Tone is also important: While the superhero comic book field is not as relentlessly grim as it once was, the current zeitgeist is not exactly all fun and roses. Accordingly, one of my favourite titles in my stack was a reprint of Superman Action Comics that took a classical but incredibly light-hearted approach to Superman — it was a welcome change from the so-serious New 52. Batman is particularly prone to excesses of overly grim and dramatic material — although this paradoxically had me more appreciative than ever for Batman’s famous unwillingness to kill: if he did, his universe could be unbearable. (Also see: The Batman who Laughs.)
Inevitably, reading such a mass of superhero trade paperbacks got me interested once again in the highlights of the genre over the past decade or two. My stack was not exactly the best of what the genre had to offer, and in today’s digital distribution environment, I didn’t have to leave my house to start looking at closing some arcs left untied by the books I had on-hand, or start poking once again at the best one-shots published in recent years. I could, for instance, be quite eloquent about the homerun that is the Harleen miniseries thoroughly and finely exploring how Dr. Harleen Quinzel became Harley Quinn. I could be just as enthusiastic talking about the wonderfully comforting All-Star Superman, the amusing Batman/Dickens crossover Noel, or the inspired take on Luthor. But that may have to wait another time, as those as not your usual superhero books and I had to wade through a lot of uninspired material before getting to those. Sometimes, you have to take a look at the honest average to figure things out.

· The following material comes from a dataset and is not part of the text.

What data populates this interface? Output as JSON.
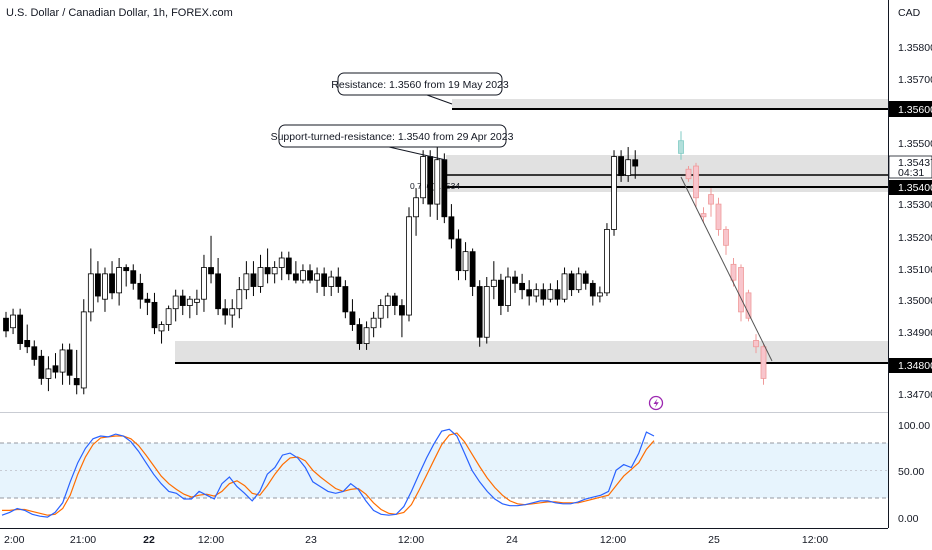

Unfortunately, this is not building up to any big revelations about the state of the art in superhero comics. It’s pretty much the same as it’s even been, albeit with better-than-ever colouring. The weaknesses and strengths of the form have remained for decades, and I don’t see any reason for them to change (although the move toward trade paperback has been a net plus, even with the often-odd stitching of dramatic arcs across books). It’s still very much a crowd speaking to each other, a fiction genre even more hermetic than most others. The recent invasion of movies by comic book tropes is not always a good thing for movies, but it may have been a shot in the arm for comic book fans, as their characters have been reimagined as more cohesive and more audience-friendly, without the baggage that often weighs down the comics themselves.
Still, coming as I do from the prose fiction world, I can’t quite shake a sentiment of narrative emptiness after finally going through my metre-deep stack of accumulated trade paperbacks. In looking over the stack, I could remember the best ones, but many of the blander books all felt generic and interchangeable with very few clear individual narrative hooks, other than “this is about Batman/Superman/Wonder Woman,” further blurred by stories beginning in one book and ending in another. I hunger for something more, something more substantial and (most of all) something with a self-contained beginning and an end. I’ll read more standalone novels, taking risks in perhaps not liking new characters but ultimately not having to constantly look up the history of every new minor character that pops up.
I’m probably not yet finished — I suspect that the local dollar store still has a few boxes of trade paperback to put on shelves and I’ll probably bring a few more of them home, even if I’m going to be more selective about my picks (this is the last time I’ve purchased a Green Lantern book, I swear). You know, just for the characters.